Vermont

Valley News – In a season impacted by patterns of climate change, ski areas work to be ‘adaptable’

The start of the winter season has been difficult for snow sports enthusiasts across Vermont.

Save up for a few inches of December snow — including a storm that brought rain, a flash freeze, a near-record-breaking wind and lightning – the bottom of the earth has remained in shades of green and brown, only occasionally embedded in a thin white blanket.

Scientists in Vermont have documented the state’s rapidly warming winters. As snow guns at ski resorts rush to keep up with changing weather conditions, skiers have felt the effects.

Vermonters have occasionally seen less snow and felt warmer temperatures in the winter even before climate change became a household term. But many people in the snow sports industry say they’re seeing weather trends that are starting to feel less than the norm.

“I’ve been wondering that too – is this normal?” said Robert Drake, director of the Rikert Outdoor Center in Ripton, Vt., which is home to cross-country ski trails. “No, thats not normal. This is the worst year we have seen here at Rikert in quite some time.”

Rikert maintains 55 kilometers of trails. There is artificial snow on 5 kilometers, and half as many are snow-covered.

Robert Haynes, a meteorologist at the National Weather Service’s Burlington station, said it had been warmer than normal for the past three months.

“The effects of climate change are felt at regional and local levels,” he said.

According to Haynes, average temperatures have been between 3 and 5 degrees Fahrenheit above normal for the past three months. At 52 degrees the warm weather set a temperature record on December 30th.

Mad River Glen closed Monday and Tuesday to store its artificial snow for busier days — Vermont’s mountains are particularly busy over the Martin Luther King Day weekend.

Ry Young, marketing and events manager at Mad River Glen, said each year “offers its own challenges, especially these days when you live in New England. We see a lot of temperature fluctuations.”

“It’s just part of the deal,” he said. “As a ski resort, we are obviously a very weather dependent company, so we just have to be flexible and adapt to any challenges that come our way.”

According to Mike Chait, the resort’s communications manager, Jay Peak is doing a little better.

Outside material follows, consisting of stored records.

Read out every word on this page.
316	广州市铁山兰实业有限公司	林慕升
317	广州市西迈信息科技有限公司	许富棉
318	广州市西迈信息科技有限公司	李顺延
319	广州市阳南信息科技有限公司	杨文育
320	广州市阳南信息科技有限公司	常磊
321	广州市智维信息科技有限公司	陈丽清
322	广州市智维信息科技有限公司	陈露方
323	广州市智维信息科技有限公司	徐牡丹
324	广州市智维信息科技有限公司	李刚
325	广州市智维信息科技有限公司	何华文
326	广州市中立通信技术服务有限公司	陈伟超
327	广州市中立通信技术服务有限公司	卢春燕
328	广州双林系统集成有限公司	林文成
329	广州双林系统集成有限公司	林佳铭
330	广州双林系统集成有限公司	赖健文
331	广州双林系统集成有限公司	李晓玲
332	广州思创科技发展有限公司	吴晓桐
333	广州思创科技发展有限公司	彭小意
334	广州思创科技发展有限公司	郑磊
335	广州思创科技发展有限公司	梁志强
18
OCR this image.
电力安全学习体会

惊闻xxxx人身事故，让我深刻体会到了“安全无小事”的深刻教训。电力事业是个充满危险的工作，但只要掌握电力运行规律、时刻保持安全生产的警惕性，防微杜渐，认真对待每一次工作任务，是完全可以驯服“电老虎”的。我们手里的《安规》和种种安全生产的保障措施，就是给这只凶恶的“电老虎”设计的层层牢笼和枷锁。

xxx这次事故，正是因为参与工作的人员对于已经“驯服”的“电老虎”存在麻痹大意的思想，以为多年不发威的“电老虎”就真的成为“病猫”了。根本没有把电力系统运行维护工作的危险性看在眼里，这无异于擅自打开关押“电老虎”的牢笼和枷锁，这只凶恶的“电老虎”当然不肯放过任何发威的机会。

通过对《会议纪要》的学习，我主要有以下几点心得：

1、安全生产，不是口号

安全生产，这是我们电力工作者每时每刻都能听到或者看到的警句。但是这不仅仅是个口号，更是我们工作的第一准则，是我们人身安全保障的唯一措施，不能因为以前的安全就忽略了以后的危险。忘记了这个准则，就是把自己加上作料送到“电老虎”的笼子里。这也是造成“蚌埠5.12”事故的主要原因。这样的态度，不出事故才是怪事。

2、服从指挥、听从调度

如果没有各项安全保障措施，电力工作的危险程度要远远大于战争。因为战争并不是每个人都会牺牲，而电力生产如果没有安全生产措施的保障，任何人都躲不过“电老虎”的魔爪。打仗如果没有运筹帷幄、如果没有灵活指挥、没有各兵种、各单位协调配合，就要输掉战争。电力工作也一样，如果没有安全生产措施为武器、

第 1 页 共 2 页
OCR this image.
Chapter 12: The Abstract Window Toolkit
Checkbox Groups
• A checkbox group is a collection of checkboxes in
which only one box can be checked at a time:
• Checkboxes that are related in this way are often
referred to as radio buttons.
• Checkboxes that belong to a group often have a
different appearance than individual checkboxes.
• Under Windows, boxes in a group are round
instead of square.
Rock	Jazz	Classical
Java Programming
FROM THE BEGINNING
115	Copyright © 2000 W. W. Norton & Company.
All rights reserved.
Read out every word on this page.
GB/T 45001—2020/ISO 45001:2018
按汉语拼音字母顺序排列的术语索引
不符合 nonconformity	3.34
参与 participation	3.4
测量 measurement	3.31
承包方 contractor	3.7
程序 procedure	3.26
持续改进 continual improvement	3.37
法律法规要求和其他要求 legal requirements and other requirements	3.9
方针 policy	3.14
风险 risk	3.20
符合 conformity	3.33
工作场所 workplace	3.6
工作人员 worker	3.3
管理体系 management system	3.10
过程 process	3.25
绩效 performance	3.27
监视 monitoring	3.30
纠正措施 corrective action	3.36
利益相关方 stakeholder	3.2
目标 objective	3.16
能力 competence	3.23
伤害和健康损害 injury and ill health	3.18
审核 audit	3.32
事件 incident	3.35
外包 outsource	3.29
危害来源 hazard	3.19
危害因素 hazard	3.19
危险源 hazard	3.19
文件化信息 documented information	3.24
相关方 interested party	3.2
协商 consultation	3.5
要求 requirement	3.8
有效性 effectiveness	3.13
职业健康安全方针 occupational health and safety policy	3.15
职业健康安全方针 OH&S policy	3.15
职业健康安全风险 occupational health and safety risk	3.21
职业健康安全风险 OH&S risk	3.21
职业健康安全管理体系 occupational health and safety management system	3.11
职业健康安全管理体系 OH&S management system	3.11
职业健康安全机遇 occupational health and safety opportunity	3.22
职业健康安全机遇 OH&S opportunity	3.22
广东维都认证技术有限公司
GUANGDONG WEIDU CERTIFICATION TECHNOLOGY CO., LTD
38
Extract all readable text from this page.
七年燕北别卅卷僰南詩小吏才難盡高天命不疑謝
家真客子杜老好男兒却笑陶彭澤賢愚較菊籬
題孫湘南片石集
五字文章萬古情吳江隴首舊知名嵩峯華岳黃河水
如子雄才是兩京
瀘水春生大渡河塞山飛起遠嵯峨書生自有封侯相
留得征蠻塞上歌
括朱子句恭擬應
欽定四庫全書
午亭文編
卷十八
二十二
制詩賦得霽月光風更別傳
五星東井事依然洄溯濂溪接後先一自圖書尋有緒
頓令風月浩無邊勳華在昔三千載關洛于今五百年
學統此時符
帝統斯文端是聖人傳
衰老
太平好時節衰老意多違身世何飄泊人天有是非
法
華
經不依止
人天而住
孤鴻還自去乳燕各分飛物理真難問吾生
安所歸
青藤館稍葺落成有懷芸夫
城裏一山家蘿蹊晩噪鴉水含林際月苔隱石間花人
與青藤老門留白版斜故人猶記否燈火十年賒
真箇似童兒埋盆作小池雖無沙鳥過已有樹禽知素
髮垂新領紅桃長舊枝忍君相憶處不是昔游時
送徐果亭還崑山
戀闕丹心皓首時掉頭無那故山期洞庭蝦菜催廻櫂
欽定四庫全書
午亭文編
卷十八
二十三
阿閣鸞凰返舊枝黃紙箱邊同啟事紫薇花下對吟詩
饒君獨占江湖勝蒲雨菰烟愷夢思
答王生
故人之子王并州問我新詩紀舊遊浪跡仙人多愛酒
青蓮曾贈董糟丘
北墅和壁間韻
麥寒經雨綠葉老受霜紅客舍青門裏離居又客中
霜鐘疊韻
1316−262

“It’s going to snow three, four days straight, and you know, pick up all that good snow,” he said. “That’s going to break new ground temporarily, and then we have one of those meltdown events that forces us to shut things down.”

While it’s cold, snow guns go to work, building a base that can survive the next melting event, Chait said.

The Catamount Trail, a network of cross-country ski trails that stretches the length of Vermont, relies entirely on natural snow.

“It’s pretty thin everywhere,” said Greg Maino, the organization’s communications director. “Anecdotally, I know most of our tours across the state are being canceled right now.”

In the Vermont Climate Assessment released in November 2021, scientists showed that winters have already been warming by almost 2 degrees Fahrenheit since 1900. The frost-free period has increased by three weeks since 1960.

According to the assessment, the season for snow sports is getting shorter.

“Downhill skiing, with the help of snowmaking in Vermont, is likely to remain largely profitable until about 2050,” the report states. “By 2080, the Vermont ski season will be shortened by two weeks (in a low emissions scenario) or by a full month (in a high emissions scenario), and some ski resorts will remain viable.”

Despite a light blanket of snow in some areas of the state on Thursday, the warm and humid weather is likely to continue into the weekend, Haynes said.

“It looks like pretty much everyone should see a transition to rain by early Friday morning,” Haynes said. “Even some of our ski resorts in areas 3,000 feet above the ground look like they’re going to warm up by their mid-30s and see some of that rain.”

Vermonters across the state are likely to see a mix of freezing rain Thursday night, rain on Friday, followed by 1 to 3 inches of snow in the northern mountains at the storm’s rear end.

Rain is likely to be accompanied by wind, which Jay Peak’s Chait says melts snow faster than almost anything else.

“Think of it like a hair dryer,” he said. “If you bring a pile of snow and tape it to the dinner table and watch it melt, that’s one thing. If you sprinkle some water on it, it will melt, but it will also become somewhat dense until it reaches the critical percentage of water content, and then it will start falling away. But if you add a hair dryer, it’s quick.”

In recent years, the changing weather conditions have prompted many resorts to pour large sums into state-of-the-art snow machines that can deftly cover large swathes of ski terrain.

It has helped the mountains become more flexible, Chait said.

“I think we’re really trying to stay adaptable, and as things change, we try to change with them,” he said. “We’re doing what we can to roll with the punches and get things as snowy as possible as quickly as possible.”

Drake von Rikert recalls hearing about the Vermont Climate Assessment through a story on Vermont Public that highlighted the shortening of the winter sports season. He felt suffocated, he said, thinking about his children and the future.

“It’s such a part of who we are,” he said. “It’s in my kids blood and they’re not particularly excited about going skiing because the skiing isn’t fantastic this season at the moment. That’s why it’s very important to me.”